The halo effect is one of the cognitive biases that indicate how an individual’s overall impression influences how others feel and think about them. For instance, a person who is considered ‘nice’ influences other evaluations, such as smartness. A single attribute can persuade people of all other aspects of a person. People tend to relate such a ‘nice’ person with positivity, which can be misleading. Celebrities are among the significant examples of the application of the halo effect (Ellis, 2018). People tend to believe that celebrities are kind, funny, intelligent, and near perfection because they are perceived as attractive, successful, likeable, and real-life achievers. In most cases, physical appearance plays a major role in the halo effect, where attractive persons are rated highly on positive traits than unattractive ones. For such reasons, the halo effect is sometimes considered as the principle of physical attractiveness stereotype.
Moreover, the halo effect stretches beyond attraction to other traits. For instance, attractive people will be referred to as kind, intelligent, or friendly. Such perceptions of attractiveness lead to biased judgments of other personal qualities. In educational settings, the hallo effect affects how teachers interact with different students. Instructors tend to have higher expectations of students they consider more attractive. In work settings, the halo effect is evident as a common bias in performance evaluations and appraisals. Supervisors are likely to rate employees based on a single trait that they consider attractive instead of their actual contribution or performance (Ellis, 2018). Marketers employ the halo effect in selling their products, such as when a celebrity endorses an item, it is more likely to make significant sales.

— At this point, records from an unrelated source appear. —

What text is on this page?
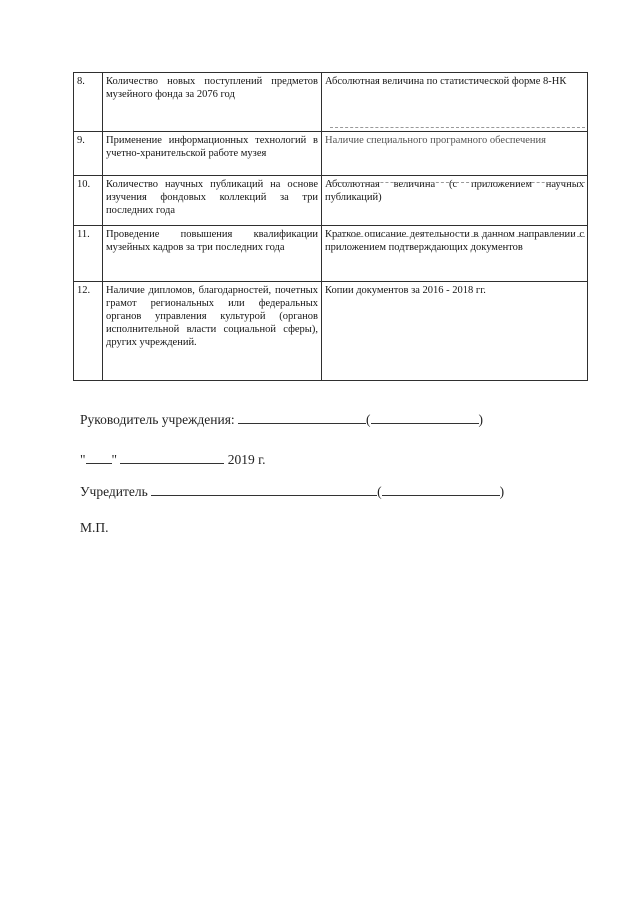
8.	Количество новых поступлений предметов музейного фонда за 2076 год	Абсолютная величина по статистической форме 8-НК
9.	Применение информационных технологий в учетно-хранительской работе музея	Наличие специального програмного обеспечения
10.	Количество научных публикаций на основе изучения фондовых коллекций за три последних года	Абсолютная величина (с приложением научных публикаций)
11.	Проведение повышения квалификации музейных кадров за три последних года	Краткое описание деятельности в данном направлении с приложением подтверждающих документов
12.	Наличие дипломов, благодарностей, почетных грамот региональных или федеральных органов управления культурой (органов исполнительной власти социальной сферы), других учреждений.	Копии документов за 2016 - 2018 гг.
Руководитель учреждения:	(	)
" "	2019 г.
Учредитель	(	)
М.П.
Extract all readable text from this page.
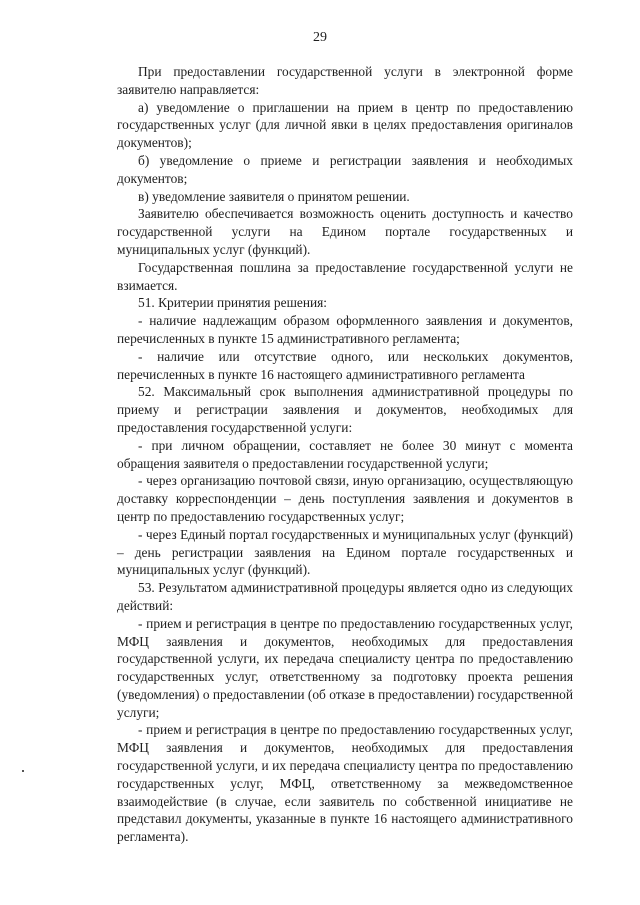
29

При предоставлении государственной услуги в электронной форме заявителю направляется:

а) уведомление о приглашении на прием в центр по предоставлению государственных услуг (для личной явки в целях предоставления оригиналов документов);

б) уведомление о приеме и регистрации заявления и необходимых документов;

в) уведомление заявителя о принятом решении.

Заявителю обеспечивается возможность оценить доступность и качество государственной услуги на Едином портале государственных и муниципальных услуг (функций).

Государственная пошлина за предоставление государственной услуги не взимается.

51. Критерии принятия решения:

- наличие надлежащим образом оформленного заявления и документов, перечисленных в пункте 15 административного регламента;

- наличие или отсутствие одного, или нескольких документов, перечисленных в пункте 16 настоящего административного регламента

52. Максимальный срок выполнения административной процедуры по приему и регистрации заявления и документов, необходимых для предоставления государственной услуги:

- при личном обращении, составляет не более 30 минут с момента обращения заявителя о предоставлении государственной услуги;

- через организацию почтовой связи, иную организацию, осуществляющую доставку корреспонденции – день поступления заявления и документов в центр по предоставлению государственных услуг;

- через Единый портал государственных и муниципальных услуг (функций) – день регистрации заявления на Едином портале государственных и муниципальных услуг (функций).

53. Результатом административной процедуры является одно из следующих действий:

- прием и регистрация в центре по предоставлению государственных услуг, МФЦ заявления и документов, необходимых для предоставления государственной услуги, их передача специалисту центра по предоставлению государственных услуг, ответственному за подготовку проекта решения (уведомления) о предоставлении (об отказе в предоставлении) государственной услуги;

- прием и регистрация в центре по предоставлению государственных услуг, МФЦ заявления и документов, необходимых для предоставления государственной услуги, и их передача специалисту центра по предоставлению государственных услуг, МФЦ, ответственному за межведомственное взаимодействие (в случае, если заявитель по собственной инициативе не представил документы, указанные в пункте 16 настоящего административного регламента).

Confirmation bias involves the likelihood of a person processing information by examining or interpreting what is consistent with their belief. It is often unintentional and leads to ignoring inconsistent data. The beliefs include a person’s expectations about a particular situation and ability to predict the results. A person feels that such convictions are logical, rational, and impartial due to their experiences and objective analysis of the situation (Pohl, 2018).
An individual is more likely to process information that supports their belief when it is self-relevant or imperative. For example, a person can be convinced that left-handed people are more intelligent and creative than right-handed counterparts because of previous encounters with brilliant left-handed personalities, like President Obama. In such consideration, the individual will put more emphasis on the evidence to support whatever they believe. If Person A supports the legalization of marijuana, they will seek new storylines and opinions on the product’s benefits. On the other hand, Person B, who opposes legalizing marijuana, tends to adamantly gain sources on the adverse effects and limit or ban the item. Such confirmations are aimed at supporting their current perceptions.
The Hawthorne effect entails one’s tendency to work or perform better when only participants are in an experiment. In such consideration, behavior change may be enhanced through attention to the individual receiver from the researcher instead of manipulation of independent variables. The Hawthorne effect can be attributed to how workers respond when supervisors shift attention to them in the workplace. For instance, productivity will be increased in the organizations because the manager monitored employees instead of changing variables in the production process (Einhorn, 2019). However, biases from the Hawthorne effect needs to be minimized to enhance the validity and reliability of the experimental outcomes. For example, employees need to work in natural settings to minimize or eliminate the demands they receive while working alongside supervisors or managers.
Einhorn, C. S. (2019). Investing in financial research: A decision-making system for better results. Cornell Publishing.
Ellis, G. (2018). So, what are cognitive biases? Cognitive Biases in Visualizations, 1-10. Web.
Pohl, M. (2018). Cognitive biases in visual analytics—A critical reflection. Cognitive Biases in Visualizations, 177-184. Web.